Amazon recently updated its iOS app with a new feature: Flow, a cool and convenient new tool that makes it super easy to use your iPhone camera to buy household staples and other stuff. (The Android app hasn't been updated with the Flow feature as of this writing.)
But are those staples less expensive than what you’d pay at your local grocery or drug store? To find out, I used the Amazon app to shop for seven items I routinely buy, including peanut butter, moisturizing lotion, garbage bags, and PAM non-stick spray.
Using the Amazon app’s Flow feature, I scanned each item or its barcode, one after the other. I did this both at home and in my neighborhood Safeway or Walgreens store. In nearly every case, the app did a great job of finding the items in Amazon’s product catalog.
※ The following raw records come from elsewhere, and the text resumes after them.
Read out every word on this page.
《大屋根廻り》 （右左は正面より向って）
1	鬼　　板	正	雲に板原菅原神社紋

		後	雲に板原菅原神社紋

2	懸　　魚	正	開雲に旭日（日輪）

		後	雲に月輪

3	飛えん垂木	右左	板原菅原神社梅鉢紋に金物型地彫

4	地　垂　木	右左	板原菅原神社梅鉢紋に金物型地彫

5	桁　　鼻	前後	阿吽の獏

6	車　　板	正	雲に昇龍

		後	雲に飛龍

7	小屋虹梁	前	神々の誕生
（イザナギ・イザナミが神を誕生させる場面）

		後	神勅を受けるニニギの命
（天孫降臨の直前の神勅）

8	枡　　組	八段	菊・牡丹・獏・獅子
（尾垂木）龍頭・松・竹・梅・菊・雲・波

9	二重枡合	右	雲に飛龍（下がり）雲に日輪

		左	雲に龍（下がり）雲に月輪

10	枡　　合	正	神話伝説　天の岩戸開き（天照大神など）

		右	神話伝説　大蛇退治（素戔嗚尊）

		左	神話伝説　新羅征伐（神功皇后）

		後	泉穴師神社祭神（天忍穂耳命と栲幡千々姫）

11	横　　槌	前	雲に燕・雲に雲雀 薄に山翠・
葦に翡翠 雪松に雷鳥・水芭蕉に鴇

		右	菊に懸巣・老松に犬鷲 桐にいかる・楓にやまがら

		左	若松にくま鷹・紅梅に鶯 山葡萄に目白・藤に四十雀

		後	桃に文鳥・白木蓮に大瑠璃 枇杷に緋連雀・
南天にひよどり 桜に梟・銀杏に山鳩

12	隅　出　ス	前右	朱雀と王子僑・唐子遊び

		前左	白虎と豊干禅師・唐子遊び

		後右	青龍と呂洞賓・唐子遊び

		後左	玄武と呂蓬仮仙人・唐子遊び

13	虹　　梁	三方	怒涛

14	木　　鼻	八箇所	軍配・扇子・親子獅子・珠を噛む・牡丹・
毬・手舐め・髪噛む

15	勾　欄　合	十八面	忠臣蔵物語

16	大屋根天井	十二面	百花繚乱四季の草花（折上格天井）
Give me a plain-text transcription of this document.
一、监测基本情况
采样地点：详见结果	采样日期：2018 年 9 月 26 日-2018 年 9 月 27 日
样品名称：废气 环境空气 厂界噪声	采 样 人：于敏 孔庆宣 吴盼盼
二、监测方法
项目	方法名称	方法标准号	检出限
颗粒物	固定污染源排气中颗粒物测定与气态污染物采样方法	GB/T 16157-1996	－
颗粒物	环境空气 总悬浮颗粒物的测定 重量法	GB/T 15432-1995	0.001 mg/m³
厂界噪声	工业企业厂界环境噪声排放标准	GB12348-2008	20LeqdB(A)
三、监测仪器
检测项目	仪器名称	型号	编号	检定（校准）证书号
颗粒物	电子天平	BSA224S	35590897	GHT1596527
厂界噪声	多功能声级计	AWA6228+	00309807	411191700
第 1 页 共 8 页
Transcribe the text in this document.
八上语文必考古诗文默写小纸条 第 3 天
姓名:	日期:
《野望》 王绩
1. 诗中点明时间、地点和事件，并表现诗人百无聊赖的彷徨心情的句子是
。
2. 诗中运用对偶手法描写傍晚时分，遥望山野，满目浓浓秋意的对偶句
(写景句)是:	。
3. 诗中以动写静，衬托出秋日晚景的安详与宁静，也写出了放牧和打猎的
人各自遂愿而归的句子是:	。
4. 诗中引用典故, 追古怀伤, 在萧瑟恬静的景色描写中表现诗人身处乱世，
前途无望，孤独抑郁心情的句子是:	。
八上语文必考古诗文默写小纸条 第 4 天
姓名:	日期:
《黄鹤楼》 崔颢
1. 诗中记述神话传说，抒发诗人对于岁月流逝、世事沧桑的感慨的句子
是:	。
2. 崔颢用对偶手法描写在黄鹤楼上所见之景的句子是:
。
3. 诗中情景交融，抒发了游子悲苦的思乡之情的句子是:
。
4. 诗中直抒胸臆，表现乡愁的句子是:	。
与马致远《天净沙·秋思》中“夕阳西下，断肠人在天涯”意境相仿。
As you scan, Flow creates a "history" — in essence, a shopping list. With two taps, you can add an item to your cart, buy it now, or add it to a wish list.
Amazon’s prices were lowest for two out of seven items, and one item (a box of Splenda packets) was priced comparably to the same item at Safeway. Otherwise, Amazon’s prices were higher. In the most extreme example, a 16-ounce jar of Earth Balance Natural Peanut Butter with Flaxseed (Creamy) was $12 on Amazon compared to $6 at Safeway.
I’m not aware of another app that makes buying, or at least "showrooming," a wide variety of products quite so easy. Example: The Apple Store iOS app lets you scan accessories using your device’s camera and pay for them with your iTunes account. However, you must be inside an Apple store for that feature to work, and the scope of products available for purchase is far more limited.
Amazon seemingly sells everything in the world. And often, its prices are extremely competitive. But I’m not sure the Flow feature’s convenience makes up for the price differences I found, at least with household items.